By Yanan Wang:
No culture would be complete without its culinary traditions. We associate the Italians with spaghetti and pizza, the Greeks with gyro and souvlaki, the Chinese with rice and dumplings. In Paris, there is ample fodder for hungry tourists in the form of diverse cheeses, Burgundy wines, and baguettes made-to-order. As a food-lover, I’m at once excited and apprehensive about the city’s myriad offerings. What should I eat? I wander amidst rows of rainbow macaroons and tartes au chocolat. When? How?
- Since 2012, “the gastronomic meal of the French” has figured on the Representative List of the Intangible Cultural Heritage, a list compiled by the U.N. Educational, Scientific and Cultural Organization (UNESCO) meant to celebrate and raise awareness for diverse practices around the world. Alongside Mexico, France is one of two countries to have its cuisine globally recognized as an essential part of its history. The properly structured meal begins with an “aperitif” (drinks with the meal), contains about three principal dishes of meat or fish, vegetables, and cheese, and culminates in a dessert.
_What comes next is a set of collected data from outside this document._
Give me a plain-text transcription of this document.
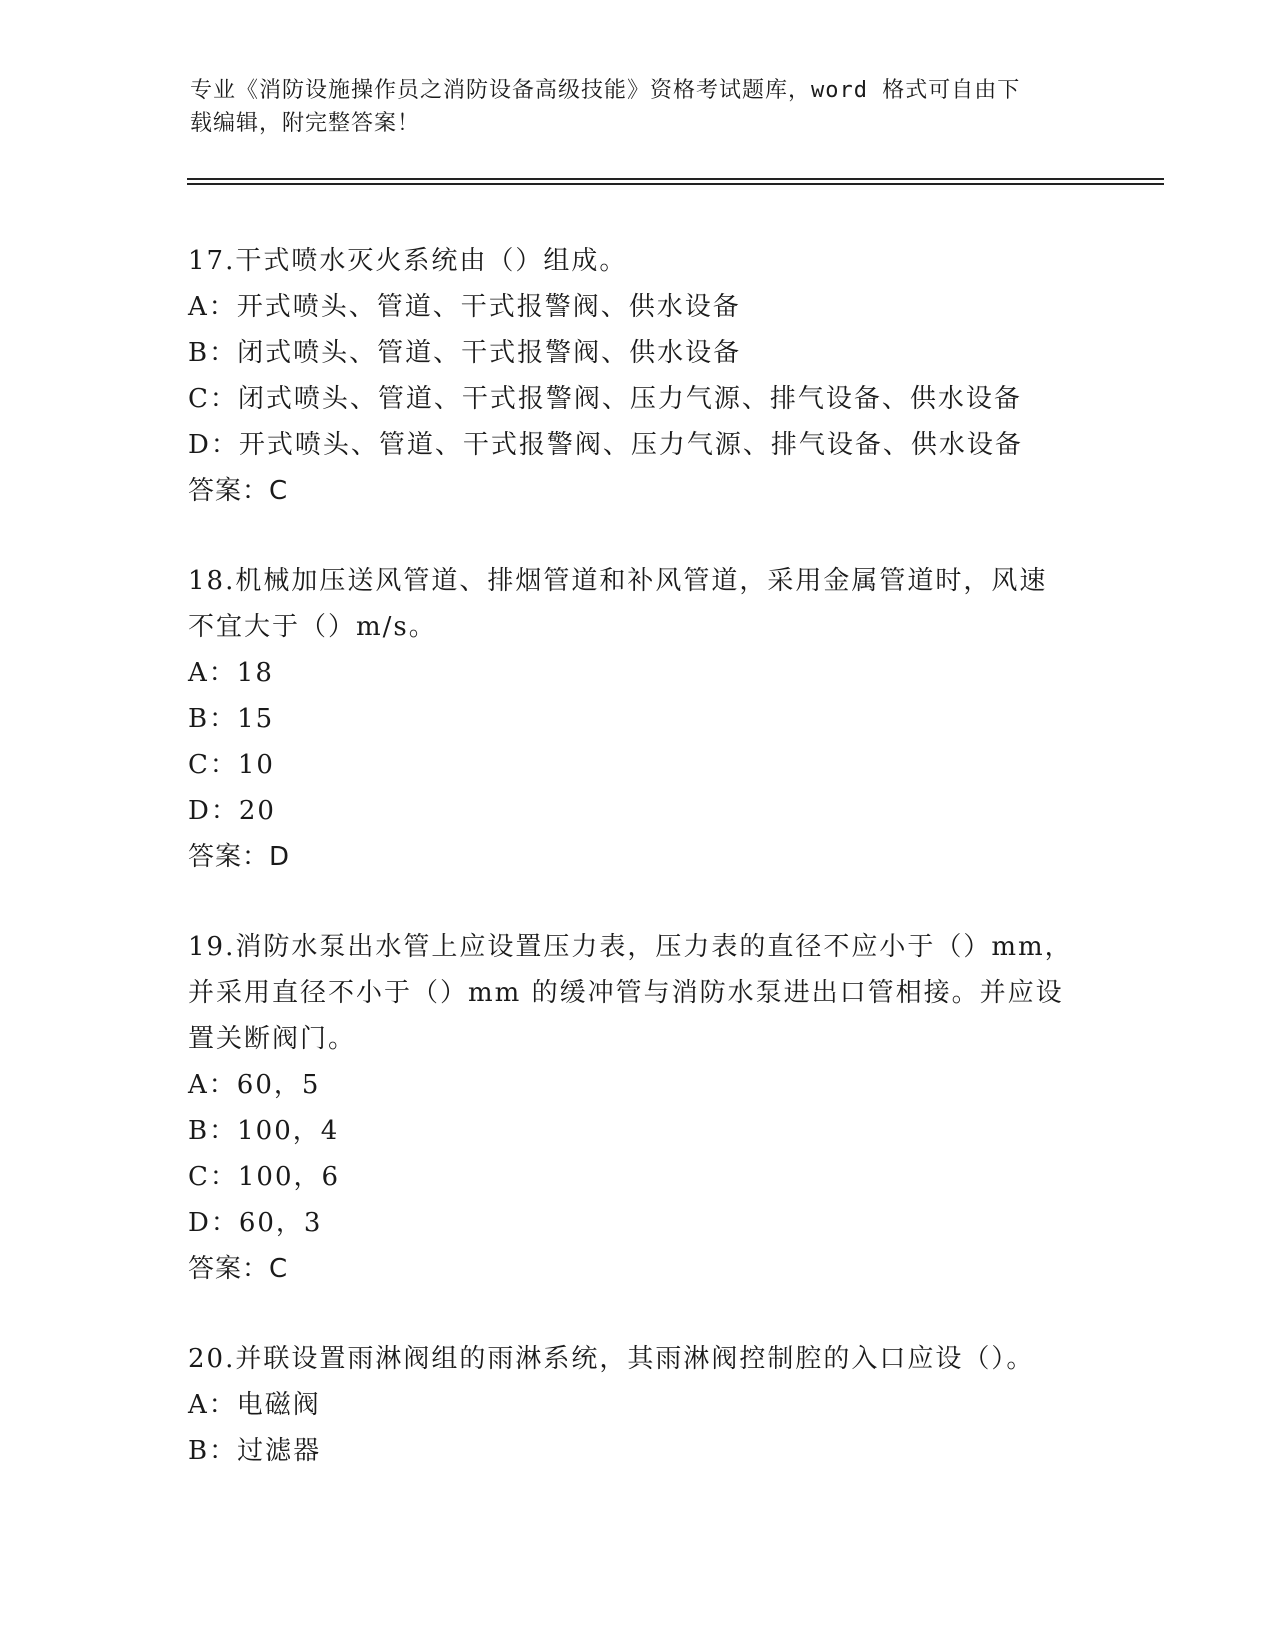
专业《消防设施操作员之消防设备高级技能》资格考试题库，word 格式可自由下
载编辑，附完整答案！

17.干式喷水灭火系统由（）组成。

A：开式喷头、管道、干式报警阀、供水设备

B：闭式喷头、管道、干式报警阀、供水设备

C：闭式喷头、管道、干式报警阀、压力气源、排气设备、供水设备

D：开式喷头、管道、干式报警阀、压力气源、排气设备、供水设备

答案：C

18.机械加压送风管道、排烟管道和补风管道，采用金属管道时，风速

不宜大于（）m/s。

A：18

B：15

C：10

D：20

答案：D

19.消防水泵出水管上应设置压力表，压力表的直径不应小于（）mm，

并采用直径不小于（）mm 的缓冲管与消防水泵进出口管相接。并应设

置关断阀门。

A：60，5

B：100，4

C：100，6

D：60，3

答案：C

20.并联设置雨淋阀组的雨淋系统，其雨淋阀控制腔的入口应设（）。

A：电磁阀

B：过滤器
So entrenched in their roots is the notion of this traditional meal that the French refer to it as their “patrimoine gastronomique”—their gastronomic patrimony.
But the typical Parisian family has neither the time nor the desire to partake in this culinary custom. While I have found all my meals with my host family delicious, they have also been too rushed for me to fully appreciate the new developments of my palate. My host siblings—14-year-old Baptiste and 18-year-old Alice—generally take less than twenty minutes to gulp down the contents of their dishes. My host parents Geneviève and Patrick kindly wait for me to finish before clearing the table, but I feel awkward being the last one eating, like a guest who has lingered too long.
When I commented on how quickly everyone seemed to eat, my host mom shrugged, “It’s a French thing.” Really? I had always thought the opposite was true.
It may be that this tendency of hurrying is a symptom of Paris’s urbanism rather than a sign of France’s culinary decline. Nevertheless, in the regions of France outside of Paris, an altogether different movement is brewing—one that is in support of local farms and the traditional process of both making and eating a meal.
In an age of increased food imports from countries such as China and Pakistan, this renewed awareness is more important than ever. In recent years, French consumers have opted more and more for low quality, cheap alternatives to their usual native fare, taking away from the regional specificity that is essential to the French standard (in order for a cheese to be termed a true Roquefort cheese, for instance, it must have been refined in the Combalou caves of the Averyron mountains). Young farmers today are fighting against this erosion by promoting a return to France’s gastronomic roots.
This weekend, I will travel to Provence, a region known for its breathtaking coastal vistas and delicious seafood. With luck, I’ll get the chance to have some authentic bouillabaisse, a traditional fish stew originating from the port city of Marseille. And when I try this fabled dish for the first time, I’ll be sure to savour the taste of this cultural heritage for as long as I can.